Medical staff of the Kacheguda railway hospital supplied oxygen to him throughout the rescue operation with the help of a pipe. They also

tried to administer saline, but they could not find his hands or a vein. They instead injected decadron, a corticosteroid medication through his thighs. The teams kept communicating with Mr Shekar and asked him about his condition even as they continued the rescue operation. After cutting some metal sheets using cold cutters, he was administered saline.

A male nurse, who was closely monitoring Mr Shekar’s health condition, said, “Initially, we could not find a way to administer saline. But, after cutting through the door and metal sheets, we could administer saline to his hand. The input of saline and output (urination) was observed, which established that he was alive.”

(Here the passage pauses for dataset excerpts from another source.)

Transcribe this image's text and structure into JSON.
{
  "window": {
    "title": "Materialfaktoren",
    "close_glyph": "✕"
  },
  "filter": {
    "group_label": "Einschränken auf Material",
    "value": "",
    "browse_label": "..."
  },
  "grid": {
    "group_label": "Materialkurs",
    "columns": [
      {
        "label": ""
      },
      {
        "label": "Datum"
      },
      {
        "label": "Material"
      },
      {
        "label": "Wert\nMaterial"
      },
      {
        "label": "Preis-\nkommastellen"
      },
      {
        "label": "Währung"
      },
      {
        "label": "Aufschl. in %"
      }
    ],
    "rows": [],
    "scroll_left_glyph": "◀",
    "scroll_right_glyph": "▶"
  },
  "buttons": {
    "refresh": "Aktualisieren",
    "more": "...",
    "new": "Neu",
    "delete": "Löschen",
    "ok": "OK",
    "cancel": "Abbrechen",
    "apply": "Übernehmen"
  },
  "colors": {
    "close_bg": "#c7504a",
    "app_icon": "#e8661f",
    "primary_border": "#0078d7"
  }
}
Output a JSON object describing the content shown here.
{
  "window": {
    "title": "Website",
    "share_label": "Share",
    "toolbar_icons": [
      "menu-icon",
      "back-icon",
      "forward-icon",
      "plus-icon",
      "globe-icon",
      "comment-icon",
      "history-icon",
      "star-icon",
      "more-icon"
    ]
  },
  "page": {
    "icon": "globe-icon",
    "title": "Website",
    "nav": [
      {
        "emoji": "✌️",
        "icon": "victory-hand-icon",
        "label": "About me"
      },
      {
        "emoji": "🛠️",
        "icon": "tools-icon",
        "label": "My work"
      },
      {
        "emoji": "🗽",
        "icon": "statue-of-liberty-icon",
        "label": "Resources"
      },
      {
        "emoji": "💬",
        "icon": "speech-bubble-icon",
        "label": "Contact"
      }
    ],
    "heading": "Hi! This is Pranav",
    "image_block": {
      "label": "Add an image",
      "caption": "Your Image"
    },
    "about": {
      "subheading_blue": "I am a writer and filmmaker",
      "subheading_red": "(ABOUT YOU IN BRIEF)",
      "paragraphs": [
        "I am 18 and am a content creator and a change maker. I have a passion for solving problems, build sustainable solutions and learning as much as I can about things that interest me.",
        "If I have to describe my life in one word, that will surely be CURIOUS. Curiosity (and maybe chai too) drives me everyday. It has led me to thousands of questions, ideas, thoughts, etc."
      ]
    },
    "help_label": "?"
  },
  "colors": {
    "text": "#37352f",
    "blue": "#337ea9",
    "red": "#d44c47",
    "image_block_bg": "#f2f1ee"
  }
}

Using high-end cold metal cutters and drillers, the teams managed to cut a side door of the cabin and clear metal objects, before they found a portion of his leg to administer decadron. Shekar, who was in pain, kept conversing and answered questions of the rescue teams. He asked them for water. They managed to provide him drinking water through a small gap created after the door was removed. The rescue operation, which started close to 11 am, ended at around 6.40 pm, when Shekar was safely pulled out of the cabin.

After providing him with basic medication, officials shifted him to Care Hospital at Nampally, where he was kept under observation.

Hospital authorities informed that the injured pilot was exhausted but in a stable condition. He would be kept under observation for 24 hours.